(1.) M/s. Kakkar Complex Steels (P) Ltd. are challenging the penalty imposed on them and redemption fine demanded from them.
(2.) Shri Gautam Kakkar, Director of the Appellant company, mentioned that the Appellants manufacture iron and steel ingots; that the Central Excise Officers on 21.2.2000 visited their factory and found 14.850 MT steel ingots have not been registered in the RG -1 register. The Additional Commissioner had confiscated the said ingots with an option to redeem the same on payment of redemption fine of Rs.10,000/ - and had imposed penalty of Rs.5000/ - which has been confirmed by the Commissioner (Appeals) under the impugned Order. He, further, submitted that Shri Kulwant Sharma, Accounts Manager, whose statement was recorded by the Central Excise Officers on the spot had explained that the difference of 14.850 MT between RG -1 stock and physical stock was on account of non -entering of the production of 19th and 20th February, 2000; that the production of these two days could not be entered on account of Administrative Office being closed, these being Saturday and Sunday; that as the officers had visited their factory premises in the morning hours on 21.2.2000 the production cannot be entered in RG -I register.
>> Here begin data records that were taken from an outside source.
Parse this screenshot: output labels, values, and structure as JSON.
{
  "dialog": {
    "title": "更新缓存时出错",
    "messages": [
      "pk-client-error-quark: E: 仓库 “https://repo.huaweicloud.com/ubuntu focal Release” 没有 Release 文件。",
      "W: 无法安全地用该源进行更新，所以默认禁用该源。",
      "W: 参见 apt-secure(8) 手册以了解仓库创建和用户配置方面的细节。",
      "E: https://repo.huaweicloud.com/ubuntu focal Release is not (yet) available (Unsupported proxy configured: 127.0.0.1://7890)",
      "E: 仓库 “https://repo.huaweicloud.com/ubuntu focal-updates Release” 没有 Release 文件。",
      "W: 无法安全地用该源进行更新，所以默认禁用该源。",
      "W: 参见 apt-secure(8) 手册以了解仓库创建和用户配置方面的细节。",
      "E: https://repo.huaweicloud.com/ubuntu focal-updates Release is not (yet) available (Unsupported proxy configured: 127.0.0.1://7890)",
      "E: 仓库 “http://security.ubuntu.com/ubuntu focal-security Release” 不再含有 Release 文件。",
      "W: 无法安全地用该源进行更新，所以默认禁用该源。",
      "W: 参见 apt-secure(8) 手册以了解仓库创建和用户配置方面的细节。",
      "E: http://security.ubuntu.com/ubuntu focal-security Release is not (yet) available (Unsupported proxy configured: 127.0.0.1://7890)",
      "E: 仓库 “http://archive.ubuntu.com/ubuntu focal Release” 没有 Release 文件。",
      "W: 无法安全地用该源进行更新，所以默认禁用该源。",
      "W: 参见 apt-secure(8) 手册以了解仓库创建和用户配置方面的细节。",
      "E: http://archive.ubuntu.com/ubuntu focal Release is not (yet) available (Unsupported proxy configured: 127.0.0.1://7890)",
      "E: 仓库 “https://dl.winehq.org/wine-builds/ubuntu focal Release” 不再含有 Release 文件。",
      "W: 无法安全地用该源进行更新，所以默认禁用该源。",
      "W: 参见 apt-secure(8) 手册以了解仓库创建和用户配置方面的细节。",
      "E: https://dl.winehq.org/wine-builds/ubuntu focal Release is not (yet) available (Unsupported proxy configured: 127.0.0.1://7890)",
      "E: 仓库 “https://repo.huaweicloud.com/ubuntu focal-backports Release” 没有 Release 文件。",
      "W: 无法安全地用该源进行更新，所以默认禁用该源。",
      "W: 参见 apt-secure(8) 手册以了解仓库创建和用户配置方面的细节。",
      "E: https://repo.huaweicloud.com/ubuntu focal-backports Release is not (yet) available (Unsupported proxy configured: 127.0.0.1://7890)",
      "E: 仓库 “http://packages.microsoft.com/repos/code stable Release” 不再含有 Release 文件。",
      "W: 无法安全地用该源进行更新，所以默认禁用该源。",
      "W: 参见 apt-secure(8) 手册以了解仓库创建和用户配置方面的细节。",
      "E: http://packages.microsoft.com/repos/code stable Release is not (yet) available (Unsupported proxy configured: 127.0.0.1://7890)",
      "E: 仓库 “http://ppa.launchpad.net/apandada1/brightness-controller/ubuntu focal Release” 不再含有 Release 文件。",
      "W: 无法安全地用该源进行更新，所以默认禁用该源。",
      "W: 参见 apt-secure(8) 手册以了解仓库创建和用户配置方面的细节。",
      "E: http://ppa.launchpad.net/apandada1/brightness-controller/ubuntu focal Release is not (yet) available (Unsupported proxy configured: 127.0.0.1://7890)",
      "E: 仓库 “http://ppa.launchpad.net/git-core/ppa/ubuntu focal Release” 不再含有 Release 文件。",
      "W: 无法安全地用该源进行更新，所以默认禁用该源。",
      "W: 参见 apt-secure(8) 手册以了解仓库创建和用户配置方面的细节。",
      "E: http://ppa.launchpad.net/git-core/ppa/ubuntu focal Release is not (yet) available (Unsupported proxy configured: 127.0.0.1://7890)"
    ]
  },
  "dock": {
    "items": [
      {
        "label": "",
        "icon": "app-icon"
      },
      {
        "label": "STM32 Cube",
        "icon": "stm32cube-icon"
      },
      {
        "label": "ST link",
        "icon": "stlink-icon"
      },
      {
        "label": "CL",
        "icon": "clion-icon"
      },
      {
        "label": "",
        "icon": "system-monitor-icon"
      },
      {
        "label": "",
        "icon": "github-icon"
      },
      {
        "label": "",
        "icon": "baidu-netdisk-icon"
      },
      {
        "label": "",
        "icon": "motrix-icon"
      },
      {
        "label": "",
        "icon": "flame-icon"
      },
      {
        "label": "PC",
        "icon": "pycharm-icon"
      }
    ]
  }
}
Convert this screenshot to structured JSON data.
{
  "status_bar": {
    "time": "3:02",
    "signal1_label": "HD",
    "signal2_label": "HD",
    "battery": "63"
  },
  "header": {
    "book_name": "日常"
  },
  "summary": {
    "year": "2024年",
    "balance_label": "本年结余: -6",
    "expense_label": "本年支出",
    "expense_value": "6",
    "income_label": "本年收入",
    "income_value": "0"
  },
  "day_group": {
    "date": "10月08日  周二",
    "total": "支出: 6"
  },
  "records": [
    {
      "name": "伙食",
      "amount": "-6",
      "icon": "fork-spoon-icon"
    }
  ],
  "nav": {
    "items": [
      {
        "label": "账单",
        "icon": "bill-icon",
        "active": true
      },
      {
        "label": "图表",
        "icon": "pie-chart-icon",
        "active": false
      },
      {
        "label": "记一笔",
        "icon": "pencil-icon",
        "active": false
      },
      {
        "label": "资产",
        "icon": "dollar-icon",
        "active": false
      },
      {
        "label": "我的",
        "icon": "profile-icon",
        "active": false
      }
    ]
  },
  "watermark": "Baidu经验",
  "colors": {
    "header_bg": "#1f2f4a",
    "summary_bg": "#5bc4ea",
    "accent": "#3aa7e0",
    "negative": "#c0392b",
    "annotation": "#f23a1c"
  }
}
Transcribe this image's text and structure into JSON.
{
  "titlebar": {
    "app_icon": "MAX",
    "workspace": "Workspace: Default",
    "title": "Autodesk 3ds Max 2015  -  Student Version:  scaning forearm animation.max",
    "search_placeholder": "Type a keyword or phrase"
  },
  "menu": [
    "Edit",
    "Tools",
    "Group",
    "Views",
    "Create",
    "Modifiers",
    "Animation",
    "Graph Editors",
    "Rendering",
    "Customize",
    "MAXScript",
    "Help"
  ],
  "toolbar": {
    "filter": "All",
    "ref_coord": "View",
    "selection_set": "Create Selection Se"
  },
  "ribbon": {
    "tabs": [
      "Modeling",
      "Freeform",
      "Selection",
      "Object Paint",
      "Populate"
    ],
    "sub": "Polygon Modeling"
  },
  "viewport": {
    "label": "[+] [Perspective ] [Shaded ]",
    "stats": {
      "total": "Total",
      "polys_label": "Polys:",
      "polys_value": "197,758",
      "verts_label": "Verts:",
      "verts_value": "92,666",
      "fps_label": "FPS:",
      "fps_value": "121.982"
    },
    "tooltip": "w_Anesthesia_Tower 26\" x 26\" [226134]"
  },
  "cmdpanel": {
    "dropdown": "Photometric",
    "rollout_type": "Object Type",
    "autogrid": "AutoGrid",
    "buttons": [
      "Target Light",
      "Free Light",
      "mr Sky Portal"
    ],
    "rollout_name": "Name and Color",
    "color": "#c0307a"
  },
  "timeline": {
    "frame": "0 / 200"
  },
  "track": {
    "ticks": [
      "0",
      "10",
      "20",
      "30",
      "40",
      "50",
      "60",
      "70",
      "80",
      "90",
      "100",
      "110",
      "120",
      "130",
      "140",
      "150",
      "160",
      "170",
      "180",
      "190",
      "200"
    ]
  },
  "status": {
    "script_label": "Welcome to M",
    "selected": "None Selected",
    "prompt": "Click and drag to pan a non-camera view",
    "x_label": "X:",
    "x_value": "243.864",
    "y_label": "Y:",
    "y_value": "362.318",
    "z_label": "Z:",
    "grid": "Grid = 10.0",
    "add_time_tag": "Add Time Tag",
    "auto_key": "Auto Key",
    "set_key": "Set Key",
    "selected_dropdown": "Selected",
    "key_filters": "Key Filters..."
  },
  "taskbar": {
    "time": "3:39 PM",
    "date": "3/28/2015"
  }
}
He relied upon the decision of the Tribunal in the case of Sumit Industries Ltd. v. CCE, Surat - 2004 (164) ELT 335 (Tribunal) wherein it has been held that "Penalty should not be ordinarily imposed unless there is a deliberate defiance of law or contumacious or dishonest conduct or a conscious disregard to an obligation is established in the facts of a case."
(3.) Countering the arguments Shri V. Valte, Ld SDR, submitted that the orders passed by both the lower authorities are proper and legal as undisputedly the physical stock of ingots was more than the stock reflected in RG -I register and as such there was contravention of provisions of Central Excise Rules.